Declaration of Independence and First Amendment
A detail of the signatures on a copy of the Declaration of Independence owned by Roger Sanborn of Greenbush is seen here on Friday, Dec. 9, 2011. Sanborn found the document in the back of a framed picture he picked from the trash 20 years ago. (Bangor Daily News Photo by Kevin Bennett)
The facts reflect that the Declaration of Independence are so unique in that it describes God and His supremacy in the founding of our government in four different ways:
- 1. Laws of Nature and of Nature's God
- 2. Creator
- 3. Supreme Judge of the world
- 4. Divine Providence
The very fact that our Forefathers emphasized their faith in God by using such descriptive words to explain their faith in Him tears down the misconception of the fallacy of the term "separation of church and state" which they did not use in any of our Founding Documents. Our Forefathers obviously did not intend any separation of their Faith in God from our government. Fact: By the 1st Amendment they were saying that they did not want God put into the box of a national denomination. They wanted free religious expression of their belief in God and the influence of God on our government, but they did not want any one denomination to have preference over another denomination by government edict. The very fact that our Founders held, church services in our nation's Supreme Court offices, our Treasury office, and the Rotunda of our Capitol proves that they expected complete freedom of religious expression by our people and our government.
Preamble of the Declaration of Independence (July 4, 1776)When in the Course of human events, it becomes necessary for one people to dissolve the political bands which have connected them with another, and to assume among the powers of the earth, the separate and equal station to which the Laws of Nature and of Nature's God entitles them… We hold these truths to be self-evident, that all men are created equal. That they are endowed by their Creator with certain inalienable Rights, that among these are Life, Liberty, and the Pursuit of Happiness … We, Therefore, the representatives of the United States of America, in General Congress, Assembled, appealing to the Supreme Judge of the world for the rectitude of our intentions … And for the support of this Declaration, with a firm reliance on the protection of Divine Providence, we mutually pledge to each other our Lives, our Fortunes, and our sacred Honor. The preamble gives a profound introduction explaining the reason for declaring our independence.
First Amendment (December 15, 1791), was added to the Constitution of the United States of America, along with nine other amendments, which together compose The Bill of Rights.
Summary of the Declaration of Independence
Congress asked Thomas Jefferson and others to write a declaration of independence. They needed a summary document to declare why the colonies had to become independent of Britain. In this document, Jefferson wrote what many Americans believed about their rights. Jefferson wrote that people have the right to live, the right to be free, and the right to seek happiness. The Declaration explains why the colonies should break away from Britain. It says that people have rights that cannot be taken away, lists the complaints against the king, and argues that the colonies have to be free to protect the colonists' rights. At the bottom of the document, the delegates signed their names.

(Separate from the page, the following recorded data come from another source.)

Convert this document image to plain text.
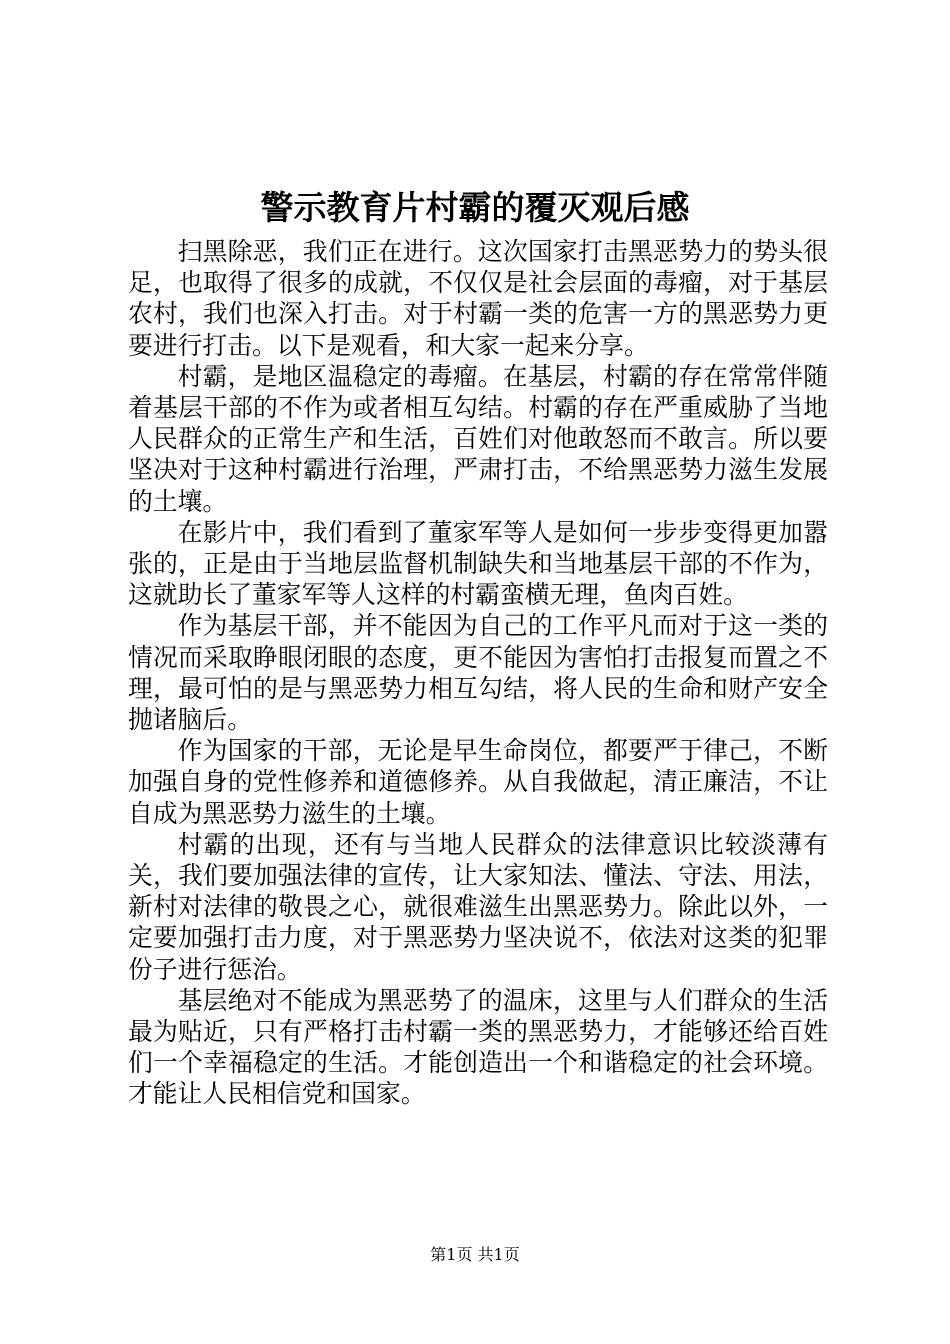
警示教育片村霸的覆灭观后感

扫黑除恶，我们正在进行。这次国家打击黑恶势力的势头很足，也取得了很多的成就，不仅仅是社会层面的毒瘤，对于基层农村，我们也深入打击。对于村霸一类的危害一方的黑恶势力更要进行打击。以下是观看，和大家一起来分享。

村霸，是地区温稳定的毒瘤。在基层，村霸的存在常常伴随着基层干部的不作为或者相互勾结。村霸的存在严重威胁了当地人民群众的正常生产和生活，百姓们对他敢怒而不敢言。所以要坚决对于这种村霸进行治理，严肃打击，不给黑恶势力滋生发展的土壤。

在影片中，我们看到了董家军等人是如何一步步变得更加嚣张的，正是由于当地层监督机制缺失和当地基层干部的不作为，这就助长了董家军等人这样的村霸蛮横无理，鱼肉百姓。

作为基层干部，并不能因为自己的工作平凡而对于这一类的情况而采取睁眼闭眼的态度，更不能因为害怕打击报复而置之不理，最可怕的是与黑恶势力相互勾结，将人民的生命和财产安全抛诸脑后。

作为国家的干部，无论是早生命岗位，都要严于律己，不断加强自身的党性修养和道德修养。从自我做起，清正廉洁，不让自成为黑恶势力滋生的土壤。

村霸的出现，还有与当地人民群众的法律意识比较淡薄有关，我们要加强法律的宣传，让大家知法、懂法、守法、用法，新村对法律的敬畏之心，就很难滋生出黑恶势力。除此以外，一定要加强打击力度，对于黑恶势力坚决说不，依法对这类的犯罪份子进行惩治。

基层绝对不能成为黑恶势了的温床，这里与人们群众的生活最为贴近，只有严格打击村霸一类的黑恶势力，才能够还给百姓们一个幸福稳定的生活。才能创造出一个和谐稳定的社会环境。才能让人民相信党和国家。

第1页 共1页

The Importance of the Independence: Jefferson wrote that if a government does not protect the rights of citizens, people have the right to form a new government. This idea was not new. Jefferson used ideas that John Locke and other English thinkers had written about. Jefferson listed many ways that Britain had not served the colonists. He wrote, for example, that King George had tried to take away rights and force taxes on the colonies. Jefferson showed that the colonists had a right to separate from the king and have their own government. The Declaration of Independence was approved on July 4, 1776. The Declaration is still important because it says the American people believe in equal rights for all. Today we know that the words "all men are created equal" include everyone: women, men, children, and every race, group, and ability. But in 1776, people's ideas were different. Only white men who owned property had the right to vote. Laws that recognized equal rights of other groups were passed later.
The First Amendment
Congress shall make no law respecting an establishment of religion, or prohibiting the free exercise thereof; or abridging the freedom of speech, or of the press; or the right of the people peaceably to assemble, and to petition the Government for a redress of grievances.